Monday, 13 July 2020: 2:45 PM
Virtual Meeting Room
Qualitative precipitation forecast (QPF) and snowfall remain a challenge in areas of significant terrain, including the Great Basin. QPF is dependent on many factors that include moisture availability, upwards forcing, stability, cloud physics, and orographic forcing. Another component is oro blocking and this is not well understood and unresolved by modeled QPF on the Sierra Nevada lee side. A more significant forecast challenge is QPF and snowfall across the Great Basin, where alternating valleys and prominent mountains exist. Mountain waves dominate the circulations downstream from the Sierra Nevada, creating the “rain shadow effect.” This is evident in the QPF forecast where higher values are aligned with terrain and elevation, but verification reveals more variability. There are instances when the “rain shadow effect” is minimized or nonexistent, resulting in “spillover” precipitation that spreads east across the Great Basin.

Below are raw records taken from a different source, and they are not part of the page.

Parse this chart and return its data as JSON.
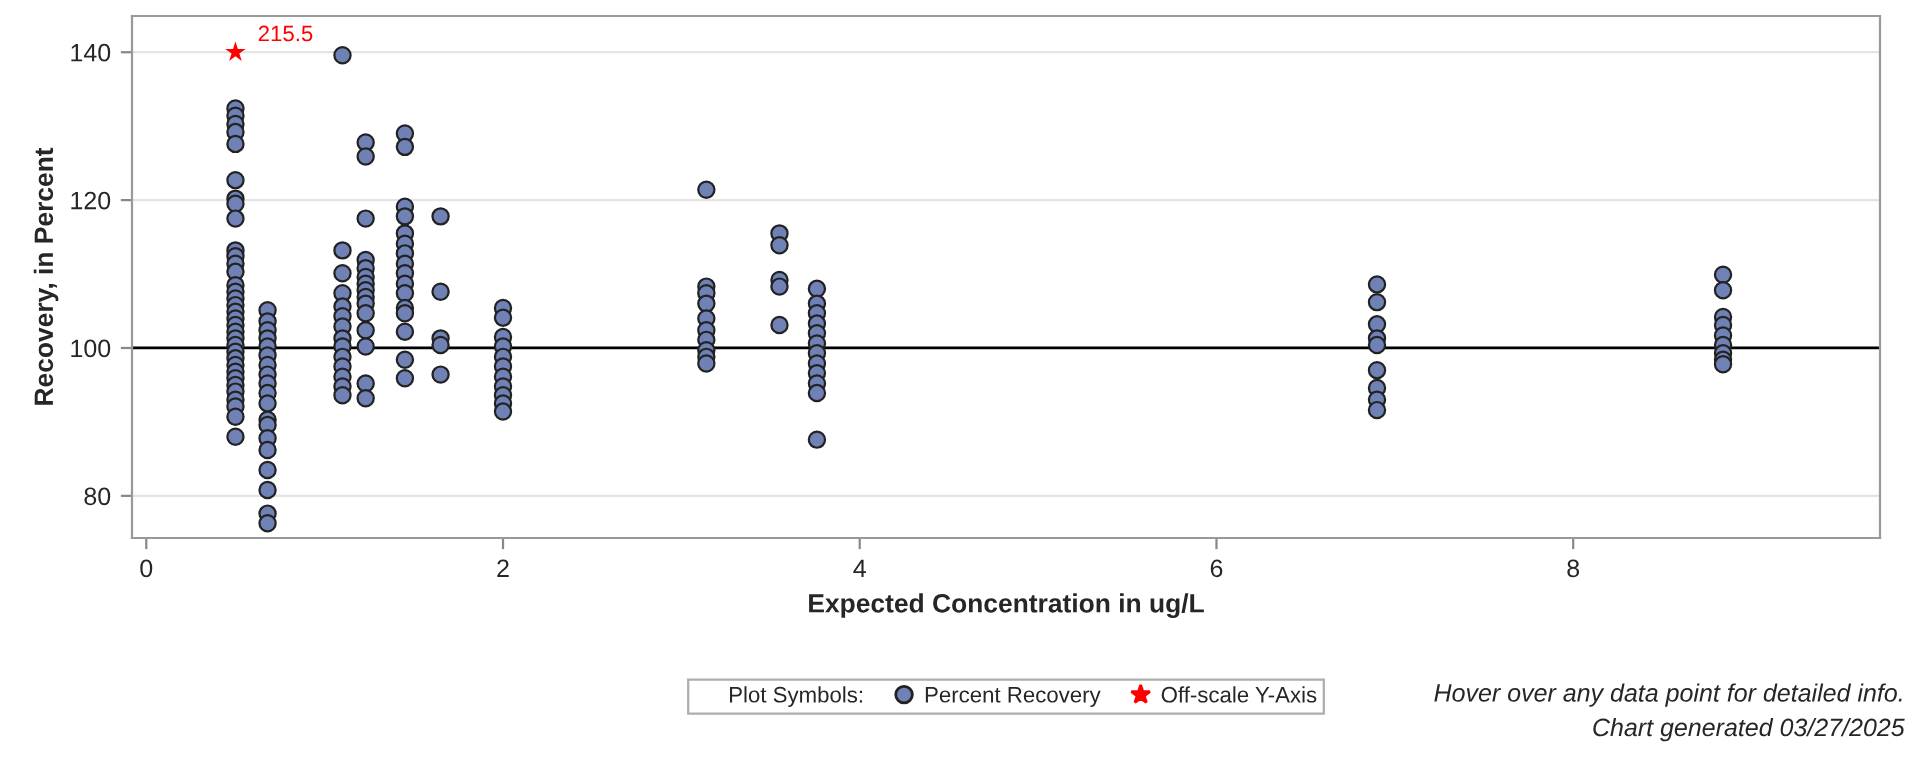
{
  "chart_data": {
    "type": "scatter",
    "xlabel": "Expected Concentration in ug/L",
    "ylabel": "Recovery, in Percent",
    "legend_title": "Plot Symbols:",
    "xlim": [
      -0.08,
      9.72
    ],
    "ylim": [
      74.3,
      144.9
    ],
    "xticks": [
      0,
      2,
      4,
      6,
      8
    ],
    "yticks": [
      80,
      100,
      120,
      140
    ],
    "grid": "y",
    "legend": "bottom",
    "ref_lines": [
      {
        "axis": "y",
        "value": 100,
        "color": "#000000"
      }
    ],
    "series": [
      {
        "name": "Percent Recovery",
        "color": "#6f81b5",
        "marker": "circle",
        "x": [
          0.5,
          0.5,
          0.5,
          0.5,
          0.5,
          0.5,
          0.5,
          0.5,
          0.5,
          0.5,
          0.5,
          0.5,
          0.5,
          0.5,
          0.5,
          0.5,
          0.5,
          0.5,
          0.5,
          0.5,
          0.5,
          0.5,
          0.5,
          0.5,
          0.5,
          0.5,
          0.5,
          0.5,
          0.5,
          0.5,
          0.5,
          0.5,
          0.5,
          0.5,
          0.68,
          0.68,
          0.68,
          0.68,
          0.68,
          0.68,
          0.68,
          0.68,
          0.68,
          0.68,
          0.68,
          0.68,
          0.68,
          0.68,
          0.68,
          0.68,
          0.68,
          0.68,
          0.68,
          1.1,
          1.1,
          1.1,
          1.1,
          1.1,
          1.1,
          1.1,
          1.1,
          1.1,
          1.1,
          1.1,
          1.1,
          1.1,
          1.1,
          1.23,
          1.23,
          1.23,
          1.23,
          1.23,
          1.23,
          1.23,
          1.23,
          1.23,
          1.23,
          1.23,
          1.23,
          1.23,
          1.23,
          1.23,
          1.45,
          1.45,
          1.45,
          1.45,
          1.45,
          1.45,
          1.45,
          1.45,
          1.45,
          1.45,
          1.45,
          1.45,
          1.45,
          1.45,
          1.45,
          1.45,
          1.65,
          1.65,
          1.65,
          1.65,
          1.65,
          2.0,
          2.0,
          2.0,
          2.0,
          2.0,
          2.0,
          2.0,
          2.0,
          2.0,
          2.0,
          2.0,
          3.14,
          3.14,
          3.14,
          3.14,
          3.14,
          3.14,
          3.14,
          3.14,
          3.14,
          3.14,
          3.55,
          3.55,
          3.55,
          3.55,
          3.55,
          3.76,
          3.76,
          3.76,
          3.76,
          3.76,
          3.76,
          3.76,
          3.76,
          3.76,
          3.76,
          3.76,
          3.76,
          6.9,
          6.9,
          6.9,
          6.9,
          6.9,
          6.9,
          6.9,
          6.9,
          6.9,
          8.84,
          8.84,
          8.84,
          8.84,
          8.84,
          8.84,
          8.84,
          8.84,
          8.84
        ],
        "values": [
          132.4,
          131.4,
          130.3,
          129.2,
          127.6,
          122.7,
          120.2,
          119.5,
          117.5,
          113.2,
          112.4,
          111.4,
          110.3,
          108.5,
          107.6,
          106.7,
          105.8,
          104.9,
          104,
          103.1,
          102.2,
          101.3,
          100.4,
          99.5,
          98.6,
          97.7,
          96.8,
          95.9,
          95,
          94.1,
          93,
          92.1,
          90.7,
          88,
          105.1,
          103.6,
          102.4,
          101.3,
          100.2,
          99,
          97.7,
          96.4,
          95.2,
          93.9,
          92.5,
          90.3,
          89.6,
          87.8,
          86.2,
          83.5,
          80.8,
          77.6,
          76.3,
          139.6,
          113.2,
          110.1,
          107.4,
          105.6,
          104.3,
          102.9,
          101.3,
          100.2,
          98.8,
          97.5,
          96.1,
          94.8,
          93.6,
          127.8,
          125.9,
          117.5,
          111.9,
          110.8,
          109.6,
          108.7,
          107.8,
          106.9,
          106,
          104.7,
          102.4,
          100.2,
          95.2,
          93.2,
          129,
          127.2,
          119.1,
          117.8,
          115.5,
          114.1,
          112.8,
          111.4,
          110.1,
          108.7,
          107.4,
          105.4,
          104.7,
          102.2,
          98.4,
          95.9,
          117.8,
          107.6,
          101.3,
          100.4,
          96.4,
          105.4,
          104.1,
          101.5,
          100.2,
          98.8,
          97.5,
          96.1,
          94.8,
          93.6,
          92.5,
          91.4,
          121.4,
          108.3,
          107.4,
          106,
          104,
          102.4,
          101.1,
          99.7,
          98.8,
          97.9,
          115.5,
          113.9,
          109.2,
          108.3,
          103.1,
          108,
          106,
          104.7,
          103.3,
          102,
          100.6,
          99.3,
          97.9,
          96.6,
          95.2,
          93.9,
          87.6,
          108.6,
          106.2,
          103.2,
          101.3,
          100.4,
          97,
          94.6,
          93,
          91.6,
          109.9,
          107.8,
          104.2,
          103.1,
          101.7,
          100.4,
          99.3,
          98.4,
          97.8
        ]
      },
      {
        "name": "Off-scale Y-Axis",
        "color": "#ff0000",
        "marker": "star",
        "x": [
          0.5
        ],
        "values": [
          140
        ]
      }
    ],
    "annotations": [
      {
        "text": "215.5",
        "x": 0.5,
        "y": 140
      },
      "Hover over any data point for detailed info.",
      "Chart generated 03/27/2025"
    ]
  }
}
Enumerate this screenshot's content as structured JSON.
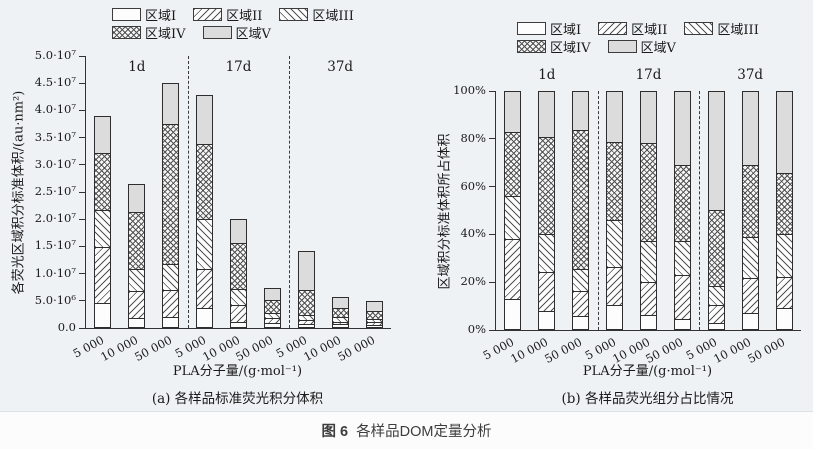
{
  "figure_caption": {
    "prefix": "图 6",
    "title": "各样品DOM定量分析"
  },
  "legend_items": [
    {
      "label": "区域I",
      "pattern": "none"
    },
    {
      "label": "区域II",
      "pattern": "fwd"
    },
    {
      "label": "区域III",
      "pattern": "back"
    },
    {
      "label": "区域IV",
      "pattern": "cross"
    },
    {
      "label": "区域V",
      "pattern": "solid"
    }
  ],
  "colors": {
    "panel_bg": "#eef2f4",
    "axis": "#333333",
    "hatch": "#525252",
    "solid_fill": "#dcdcdc",
    "caption_text": "#3d3d3d"
  },
  "chart_data": [
    {
      "id": "a",
      "type": "bar",
      "stacked": true,
      "subtitle": "(a) 各样品标准荧光积分体积",
      "xlabel": "PLA分子量/(g·mol⁻¹)",
      "ylabel": "各荧光区域积分标准体积/(au·nm²)",
      "value_unit": "×10⁶ au·nm²",
      "ylim": [
        0,
        50
      ],
      "ytick_labels": [
        "0.0",
        "5.0·10⁶",
        "1.0·10⁷",
        "1.5·10⁷",
        "2.0·10⁷",
        "2.5·10⁷",
        "3.0·10⁷",
        "3.5·10⁷",
        "4.0·10⁷",
        "4.5·10⁷",
        "5.0·10⁷"
      ],
      "group_labels": [
        "1d",
        "17d",
        "37d"
      ],
      "categories": [
        "5 000",
        "10 000",
        "50 000",
        "5 000",
        "10 000",
        "50 000",
        "5 000",
        "10 000",
        "50 000"
      ],
      "series": [
        {
          "name": "区域I",
          "values": [
            4.5,
            1.6,
            1.8,
            3.5,
            1.0,
            0.8,
            0.6,
            0.5,
            0.4
          ]
        },
        {
          "name": "区域II",
          "values": [
            10.3,
            5.1,
            5.0,
            7.3,
            3.2,
            1.0,
            0.8,
            0.5,
            0.5
          ]
        },
        {
          "name": "区域III",
          "values": [
            6.9,
            4.1,
            4.9,
            9.2,
            2.9,
            0.9,
            0.9,
            0.9,
            0.7
          ]
        },
        {
          "name": "区域IV",
          "values": [
            10.6,
            10.7,
            25.8,
            13.9,
            8.6,
            2.5,
            4.6,
            1.8,
            1.5
          ]
        },
        {
          "name": "区域V",
          "values": [
            6.7,
            5.0,
            7.5,
            9.0,
            4.3,
            2.2,
            7.2,
            2.0,
            1.8
          ]
        }
      ]
    },
    {
      "id": "b",
      "type": "bar",
      "stacked": true,
      "subtitle": "(b) 各样品荧光组分占比情况",
      "xlabel": "PLA分子量/(g·mol⁻¹)",
      "ylabel": "区域积分标准体积所占体积",
      "value_unit": "%",
      "ylim": [
        0,
        100
      ],
      "ytick_labels": [
        "0%",
        "20%",
        "40%",
        "60%",
        "80%",
        "100%"
      ],
      "group_labels": [
        "1d",
        "17d",
        "37d"
      ],
      "categories": [
        "5 000",
        "10 000",
        "50 000",
        "5 000",
        "10 000",
        "50 000",
        "5 000",
        "10 000",
        "50 000"
      ],
      "series": [
        {
          "name": "区域I",
          "values": [
            12.5,
            7.7,
            5.6,
            10.0,
            6.0,
            4.2,
            2.4,
            6.6,
            8.8
          ]
        },
        {
          "name": "区域II",
          "values": [
            25.5,
            16.3,
            10.4,
            16.0,
            14.0,
            18.5,
            7.8,
            15.0,
            13.1
          ]
        },
        {
          "name": "区域III",
          "values": [
            18.3,
            16.0,
            9.5,
            20.0,
            17.0,
            14.5,
            7.9,
            17.4,
            18.1
          ]
        },
        {
          "name": "区域IV",
          "values": [
            26.7,
            41.0,
            58.5,
            33.0,
            41.5,
            32.1,
            32.1,
            30.0,
            26.0
          ]
        },
        {
          "name": "区域V",
          "values": [
            17.0,
            19.0,
            16.0,
            21.0,
            21.5,
            30.7,
            49.8,
            31.0,
            34.0
          ]
        }
      ]
    }
  ]
}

Ensemble guidance may help improve QPF/snowfall and probabilistic QPF/snowfall but failed to provide forecast uncertainty since many models do not adequately resolve the narrow mountain ranges that exist in the western United States. Providing possible outcomes and confidence levels can be a challenge when operational meteorologists encounter a wide range of outcomes. This presentation reviews the model parameters from an event that occurred during the February 29 through March 1, 2020 timeframe in the hopes of helping meteorologists build confidence in predicting and messaging events with large ensemble spreads at short lead-times.